Ryssdal: Owning their needs is really interesting because, there is less so now, I think, but for a long time, there’s been in professional life in this country, to quote [“Mad Men” character] Don Draper, “That’s what the money is for,” right? You come to work, you do your job, you shut up and we’ll give you a paycheck, right? And it is different now, which is good. But it’s a different thing.

LeBaron: Yeah. I think one thing we’ve learned, particularly over working through the pandemic, is that we’re all humans. And I think that bosses and organizations that kind of neglect the human, they’re losing people left and right because we’re not giving people a space to own their needs and ask for what they need to be successful.

Ryssdal: I’m just gonna throw this out there because there’s probably some people out there listening to this, but look, conflict avoidance is just easier, you know, and it’s so easy to just not have these conversations. As I’m creating it in my mind, this is a really good question. It’s great that you’ve got this course, but you have to convince people somehow that they should have these conversations. How do you do that?

Jenkins: Yeah, that’s such a relevant thing. Yeah, it’s easier, but I would say it’s easier for a very specified amount of time, and then it becomes harder.
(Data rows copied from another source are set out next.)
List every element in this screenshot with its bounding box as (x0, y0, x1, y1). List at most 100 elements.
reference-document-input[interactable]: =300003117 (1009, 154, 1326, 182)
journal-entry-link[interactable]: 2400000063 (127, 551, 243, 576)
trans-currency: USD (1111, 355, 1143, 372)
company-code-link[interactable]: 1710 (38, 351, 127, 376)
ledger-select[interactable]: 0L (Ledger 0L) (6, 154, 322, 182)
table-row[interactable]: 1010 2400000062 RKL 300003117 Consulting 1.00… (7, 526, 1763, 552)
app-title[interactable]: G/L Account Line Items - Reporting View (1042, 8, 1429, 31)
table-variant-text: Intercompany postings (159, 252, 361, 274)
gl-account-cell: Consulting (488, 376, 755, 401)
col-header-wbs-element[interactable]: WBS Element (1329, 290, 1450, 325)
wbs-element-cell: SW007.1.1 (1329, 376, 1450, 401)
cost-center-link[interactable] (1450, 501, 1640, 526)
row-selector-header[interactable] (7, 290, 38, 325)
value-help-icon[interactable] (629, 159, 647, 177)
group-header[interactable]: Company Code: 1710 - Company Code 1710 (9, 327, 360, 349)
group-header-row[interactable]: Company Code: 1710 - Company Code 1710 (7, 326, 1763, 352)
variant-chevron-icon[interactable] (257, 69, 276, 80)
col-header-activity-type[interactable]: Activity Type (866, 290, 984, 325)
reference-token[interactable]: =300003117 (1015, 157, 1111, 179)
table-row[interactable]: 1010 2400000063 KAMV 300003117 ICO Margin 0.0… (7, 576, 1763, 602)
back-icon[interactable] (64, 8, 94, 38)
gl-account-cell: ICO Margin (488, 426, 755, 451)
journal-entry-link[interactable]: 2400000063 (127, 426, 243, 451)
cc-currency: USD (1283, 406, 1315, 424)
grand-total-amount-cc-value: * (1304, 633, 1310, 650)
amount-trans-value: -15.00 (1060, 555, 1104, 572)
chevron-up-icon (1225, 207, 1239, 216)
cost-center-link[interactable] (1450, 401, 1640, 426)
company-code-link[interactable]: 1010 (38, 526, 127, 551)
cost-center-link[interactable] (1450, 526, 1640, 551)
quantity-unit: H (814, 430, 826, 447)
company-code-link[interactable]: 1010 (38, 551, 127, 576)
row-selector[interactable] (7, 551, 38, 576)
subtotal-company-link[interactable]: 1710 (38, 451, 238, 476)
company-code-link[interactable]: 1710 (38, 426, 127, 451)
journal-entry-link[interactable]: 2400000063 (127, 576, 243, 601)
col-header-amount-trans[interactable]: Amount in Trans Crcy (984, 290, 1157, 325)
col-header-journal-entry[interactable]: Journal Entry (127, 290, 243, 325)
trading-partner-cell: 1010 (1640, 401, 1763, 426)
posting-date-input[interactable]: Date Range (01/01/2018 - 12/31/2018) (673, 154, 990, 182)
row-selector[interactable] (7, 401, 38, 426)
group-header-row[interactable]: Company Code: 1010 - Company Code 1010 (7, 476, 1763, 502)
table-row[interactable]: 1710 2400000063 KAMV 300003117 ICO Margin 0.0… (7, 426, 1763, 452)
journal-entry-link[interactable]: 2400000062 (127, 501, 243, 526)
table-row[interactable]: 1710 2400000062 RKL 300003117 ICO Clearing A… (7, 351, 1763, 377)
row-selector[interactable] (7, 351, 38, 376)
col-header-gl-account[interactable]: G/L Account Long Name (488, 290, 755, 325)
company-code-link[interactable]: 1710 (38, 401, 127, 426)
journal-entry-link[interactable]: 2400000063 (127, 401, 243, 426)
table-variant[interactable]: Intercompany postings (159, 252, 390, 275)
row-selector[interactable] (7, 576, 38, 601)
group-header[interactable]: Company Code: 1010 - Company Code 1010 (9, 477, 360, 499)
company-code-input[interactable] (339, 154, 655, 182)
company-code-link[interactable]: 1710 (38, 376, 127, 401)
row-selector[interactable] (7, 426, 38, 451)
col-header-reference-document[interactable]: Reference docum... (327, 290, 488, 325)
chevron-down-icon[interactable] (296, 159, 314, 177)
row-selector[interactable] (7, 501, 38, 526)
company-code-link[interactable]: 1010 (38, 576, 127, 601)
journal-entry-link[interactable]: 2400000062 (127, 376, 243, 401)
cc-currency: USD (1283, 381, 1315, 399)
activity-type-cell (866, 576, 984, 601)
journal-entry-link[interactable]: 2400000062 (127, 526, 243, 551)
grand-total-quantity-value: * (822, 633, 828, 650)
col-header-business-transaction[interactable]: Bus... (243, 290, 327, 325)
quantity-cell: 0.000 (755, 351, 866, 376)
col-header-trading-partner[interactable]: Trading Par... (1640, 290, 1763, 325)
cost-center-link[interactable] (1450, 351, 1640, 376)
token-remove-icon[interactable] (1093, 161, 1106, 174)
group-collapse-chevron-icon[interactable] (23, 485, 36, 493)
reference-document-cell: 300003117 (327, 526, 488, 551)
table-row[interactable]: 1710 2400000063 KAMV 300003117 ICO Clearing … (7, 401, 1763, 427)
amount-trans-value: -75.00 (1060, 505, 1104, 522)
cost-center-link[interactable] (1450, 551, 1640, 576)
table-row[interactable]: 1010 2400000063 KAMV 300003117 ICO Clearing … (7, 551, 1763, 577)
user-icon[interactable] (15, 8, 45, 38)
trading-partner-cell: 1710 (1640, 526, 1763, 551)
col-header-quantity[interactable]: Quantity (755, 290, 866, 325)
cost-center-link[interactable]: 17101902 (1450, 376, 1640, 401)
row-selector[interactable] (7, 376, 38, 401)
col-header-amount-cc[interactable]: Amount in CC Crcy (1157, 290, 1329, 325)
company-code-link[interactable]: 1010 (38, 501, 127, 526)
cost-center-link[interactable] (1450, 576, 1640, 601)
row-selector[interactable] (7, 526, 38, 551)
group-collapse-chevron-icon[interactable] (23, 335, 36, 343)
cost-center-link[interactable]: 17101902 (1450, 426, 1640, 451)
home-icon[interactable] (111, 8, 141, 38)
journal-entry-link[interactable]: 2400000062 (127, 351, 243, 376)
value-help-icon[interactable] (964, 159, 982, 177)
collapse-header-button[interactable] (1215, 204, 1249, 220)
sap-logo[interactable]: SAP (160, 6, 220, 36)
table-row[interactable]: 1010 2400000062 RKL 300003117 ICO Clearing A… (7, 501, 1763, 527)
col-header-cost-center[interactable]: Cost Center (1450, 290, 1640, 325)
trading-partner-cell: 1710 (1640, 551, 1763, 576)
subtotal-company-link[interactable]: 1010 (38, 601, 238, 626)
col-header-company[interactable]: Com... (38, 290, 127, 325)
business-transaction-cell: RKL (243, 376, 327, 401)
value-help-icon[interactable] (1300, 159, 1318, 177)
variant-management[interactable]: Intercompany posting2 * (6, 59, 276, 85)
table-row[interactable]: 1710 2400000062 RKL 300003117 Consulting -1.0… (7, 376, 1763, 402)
You’ve become unhappy with where you’re at. You’ve become resentful of the people that you’re with. And so then your entire work life starts getting consumed by these relationships. And so all of a sudden it’s not easier anymore. It’s harder. We actually did give our students, though, if there were situations where they were, like, you know what, engaging in this conflict is actually not going to be the thing that is most effective or beneficial, then we gave them an out. And so then we didn’t have to tell them, like, you need to be in this conflict. Right? They got to tell themselves why was it important for them to do this or not.

Ryssdal: Are you gonna get re-up for next fall? Are you back on the syllabus?

LeBaron: We are back on the syllabus for next fall.